Effects of Catalpol from Rehmannia glutinosa Extract on Skin Flaps.

ABSTRACT

BACKGROUND: Flaps are commonly used for repairing tissues and wounds in surgery. However, various factors can cause postoperative necrosis in these flaps. Catalpol is a bioactive component in extracts from Rehmannia glutinosa , which has pharmacologic characteristics that may improve flap survival. METHODS: The experiments were performed in 36 male Sprague-Dawley rats divided into three groups control, low-dose catalpol, and high-dose catalpol. The flap survival rate, neutrophil density, microvessel density, superoxide dismutase, and malondialdehyde levels were measured; histopathologic analysis was performed 7 days after surgery. Blood flow was measured by laser Doppler flowmetry and lead oxide-gelatin angiography. The levels of vascular endothelial growth factor, toll-like receptor 4, nuclear factor-kappa B, tumor necrosis factor-α, interleukin (IL)-6, nod-like receptor 3, cysteinyl aspartate specific proteinase-1 (caspase-1), IL-1ß, and IL-18 were determined by immunohistochemistry. RESULTS: Catalpol treatment increased flap survival, reduced neutrophil recruitment and release, decreased malondialdehyde levels, and increased superoxide dismutase levels; thus, it effectively reduced oxidative stress, up-regulated the expression of vascular endothelial growth factor, and increased microvessel density.
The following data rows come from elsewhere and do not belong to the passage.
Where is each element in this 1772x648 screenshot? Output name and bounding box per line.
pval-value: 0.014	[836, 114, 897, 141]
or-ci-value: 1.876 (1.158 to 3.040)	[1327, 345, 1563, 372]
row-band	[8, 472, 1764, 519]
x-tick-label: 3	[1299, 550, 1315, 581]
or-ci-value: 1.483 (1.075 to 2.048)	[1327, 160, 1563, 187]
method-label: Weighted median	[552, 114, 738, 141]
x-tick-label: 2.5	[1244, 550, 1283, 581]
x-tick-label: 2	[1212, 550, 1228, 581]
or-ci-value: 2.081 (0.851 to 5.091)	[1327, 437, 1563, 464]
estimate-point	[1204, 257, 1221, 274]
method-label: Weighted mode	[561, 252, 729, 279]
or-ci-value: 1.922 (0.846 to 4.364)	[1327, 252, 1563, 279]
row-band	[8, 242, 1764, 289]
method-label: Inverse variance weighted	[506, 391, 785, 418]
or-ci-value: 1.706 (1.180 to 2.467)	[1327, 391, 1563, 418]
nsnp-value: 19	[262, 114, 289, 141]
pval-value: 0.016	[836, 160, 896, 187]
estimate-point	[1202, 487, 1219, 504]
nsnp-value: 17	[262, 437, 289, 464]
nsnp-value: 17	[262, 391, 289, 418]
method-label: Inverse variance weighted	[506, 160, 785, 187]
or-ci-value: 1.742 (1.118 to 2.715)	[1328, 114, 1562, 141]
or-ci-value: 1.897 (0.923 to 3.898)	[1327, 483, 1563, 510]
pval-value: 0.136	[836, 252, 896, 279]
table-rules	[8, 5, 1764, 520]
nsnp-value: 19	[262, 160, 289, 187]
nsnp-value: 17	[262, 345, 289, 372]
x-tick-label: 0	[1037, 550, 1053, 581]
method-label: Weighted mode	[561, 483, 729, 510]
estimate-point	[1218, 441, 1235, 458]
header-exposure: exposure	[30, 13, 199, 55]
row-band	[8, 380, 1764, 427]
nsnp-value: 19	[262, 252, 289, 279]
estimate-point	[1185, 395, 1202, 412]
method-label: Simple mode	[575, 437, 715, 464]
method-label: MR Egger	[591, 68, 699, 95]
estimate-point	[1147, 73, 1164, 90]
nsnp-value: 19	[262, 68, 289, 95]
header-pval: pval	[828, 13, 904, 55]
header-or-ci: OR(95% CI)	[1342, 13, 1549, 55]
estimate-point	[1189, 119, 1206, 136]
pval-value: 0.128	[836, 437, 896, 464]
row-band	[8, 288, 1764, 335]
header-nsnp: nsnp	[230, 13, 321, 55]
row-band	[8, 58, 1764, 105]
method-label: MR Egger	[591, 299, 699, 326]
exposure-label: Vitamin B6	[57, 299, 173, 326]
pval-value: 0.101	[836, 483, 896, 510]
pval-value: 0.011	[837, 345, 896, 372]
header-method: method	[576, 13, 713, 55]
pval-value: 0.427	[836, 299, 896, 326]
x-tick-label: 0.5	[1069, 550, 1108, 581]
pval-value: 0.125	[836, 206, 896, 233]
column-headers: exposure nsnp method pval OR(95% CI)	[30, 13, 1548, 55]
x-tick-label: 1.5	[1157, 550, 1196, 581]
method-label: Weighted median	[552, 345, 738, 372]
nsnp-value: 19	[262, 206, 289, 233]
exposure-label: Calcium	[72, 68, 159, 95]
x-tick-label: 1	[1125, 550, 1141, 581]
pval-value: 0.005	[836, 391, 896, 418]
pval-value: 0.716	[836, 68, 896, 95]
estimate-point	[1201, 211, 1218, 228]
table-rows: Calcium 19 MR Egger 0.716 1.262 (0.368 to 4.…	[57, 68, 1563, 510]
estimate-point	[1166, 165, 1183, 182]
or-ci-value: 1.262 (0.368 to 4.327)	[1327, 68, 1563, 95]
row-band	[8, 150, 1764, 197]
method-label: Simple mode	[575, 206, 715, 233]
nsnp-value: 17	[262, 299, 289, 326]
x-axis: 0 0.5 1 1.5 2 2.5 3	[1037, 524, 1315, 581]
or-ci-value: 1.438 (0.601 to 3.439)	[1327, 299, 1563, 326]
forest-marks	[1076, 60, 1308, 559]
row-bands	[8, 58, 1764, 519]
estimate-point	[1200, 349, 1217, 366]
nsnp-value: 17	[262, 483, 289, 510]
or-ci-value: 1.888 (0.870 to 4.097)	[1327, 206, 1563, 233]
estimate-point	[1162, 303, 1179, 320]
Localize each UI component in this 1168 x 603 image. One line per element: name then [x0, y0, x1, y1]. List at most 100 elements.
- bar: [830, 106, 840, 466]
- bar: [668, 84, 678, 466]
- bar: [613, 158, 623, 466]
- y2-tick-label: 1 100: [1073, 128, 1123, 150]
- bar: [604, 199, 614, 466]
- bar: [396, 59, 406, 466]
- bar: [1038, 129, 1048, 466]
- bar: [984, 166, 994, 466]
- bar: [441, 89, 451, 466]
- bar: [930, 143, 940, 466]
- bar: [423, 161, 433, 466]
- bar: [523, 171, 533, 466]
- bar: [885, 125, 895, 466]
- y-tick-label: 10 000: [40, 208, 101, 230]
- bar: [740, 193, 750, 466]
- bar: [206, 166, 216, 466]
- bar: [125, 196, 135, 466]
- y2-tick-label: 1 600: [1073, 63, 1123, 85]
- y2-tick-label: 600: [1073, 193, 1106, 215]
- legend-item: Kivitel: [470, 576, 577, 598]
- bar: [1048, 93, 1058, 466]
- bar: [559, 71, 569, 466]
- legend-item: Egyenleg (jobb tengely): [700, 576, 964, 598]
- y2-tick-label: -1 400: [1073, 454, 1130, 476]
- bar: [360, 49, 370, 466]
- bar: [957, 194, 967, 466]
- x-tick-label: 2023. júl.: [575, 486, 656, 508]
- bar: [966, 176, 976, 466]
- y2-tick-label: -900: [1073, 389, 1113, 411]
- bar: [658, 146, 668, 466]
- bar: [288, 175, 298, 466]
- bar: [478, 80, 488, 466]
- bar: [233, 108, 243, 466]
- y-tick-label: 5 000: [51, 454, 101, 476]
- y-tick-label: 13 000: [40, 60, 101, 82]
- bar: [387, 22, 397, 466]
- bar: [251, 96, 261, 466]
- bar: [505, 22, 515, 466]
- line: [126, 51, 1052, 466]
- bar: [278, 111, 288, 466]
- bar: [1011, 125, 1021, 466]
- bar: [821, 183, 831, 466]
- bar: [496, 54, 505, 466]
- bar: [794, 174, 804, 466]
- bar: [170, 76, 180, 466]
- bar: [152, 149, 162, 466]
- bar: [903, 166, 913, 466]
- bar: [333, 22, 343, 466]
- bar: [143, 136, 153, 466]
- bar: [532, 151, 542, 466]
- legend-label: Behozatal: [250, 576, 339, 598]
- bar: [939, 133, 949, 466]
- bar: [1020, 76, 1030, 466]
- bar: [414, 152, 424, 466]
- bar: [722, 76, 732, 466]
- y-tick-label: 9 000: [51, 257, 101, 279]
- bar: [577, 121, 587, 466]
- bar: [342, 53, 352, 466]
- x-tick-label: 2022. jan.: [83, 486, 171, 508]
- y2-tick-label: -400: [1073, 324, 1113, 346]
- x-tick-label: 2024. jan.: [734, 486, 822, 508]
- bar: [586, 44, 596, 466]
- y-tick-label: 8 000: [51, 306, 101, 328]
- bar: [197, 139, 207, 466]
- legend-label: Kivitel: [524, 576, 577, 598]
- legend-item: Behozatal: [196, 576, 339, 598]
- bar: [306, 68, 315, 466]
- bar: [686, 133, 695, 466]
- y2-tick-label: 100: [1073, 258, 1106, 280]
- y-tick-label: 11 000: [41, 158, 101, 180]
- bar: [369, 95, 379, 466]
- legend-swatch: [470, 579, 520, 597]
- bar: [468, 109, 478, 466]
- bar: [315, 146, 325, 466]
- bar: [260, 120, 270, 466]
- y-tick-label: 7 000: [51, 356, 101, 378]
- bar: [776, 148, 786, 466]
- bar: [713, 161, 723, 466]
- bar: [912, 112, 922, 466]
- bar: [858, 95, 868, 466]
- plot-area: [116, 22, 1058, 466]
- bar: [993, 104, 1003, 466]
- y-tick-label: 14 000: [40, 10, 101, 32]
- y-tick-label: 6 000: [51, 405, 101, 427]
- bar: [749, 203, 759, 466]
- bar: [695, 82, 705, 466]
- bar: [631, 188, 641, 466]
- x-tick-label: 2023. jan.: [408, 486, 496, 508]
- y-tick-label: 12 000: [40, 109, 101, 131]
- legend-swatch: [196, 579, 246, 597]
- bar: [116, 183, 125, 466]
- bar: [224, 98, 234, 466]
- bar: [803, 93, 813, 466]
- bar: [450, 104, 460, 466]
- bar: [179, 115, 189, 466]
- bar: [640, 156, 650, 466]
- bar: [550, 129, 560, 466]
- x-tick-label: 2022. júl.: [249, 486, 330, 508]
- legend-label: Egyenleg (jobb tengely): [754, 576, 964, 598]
Laser Doppler flowmetry and lead oxide-gelatin angiography showed that catalpol treatment improved angiogenesis. Immunohistochemical analyses showed that catalpol inhibited the production of inflammatory factors, such as tumor necrosis factor-α and IL-6, by down-regulating toll-like receptor 4 and nuclear factor-κB. Furthermore, catalpol reduced cell pyroptosis by inhibiting the production of nod-like receptor 3 inflammasomes, thereby down-regulating the release of IL-1ß and IL-18. CONCLUSION: Catalpol can improve the rate of flap survival. CLINICAL RELEVANCE STATEMENT The research verified that the Rehmannia extract catalpol, through angiogenesis, inflammatory response, ischemia-reperfusion injury, and pyroptosis-related pathways, effectively improved the flap survival rate, which will provide new ideas for clinical medication.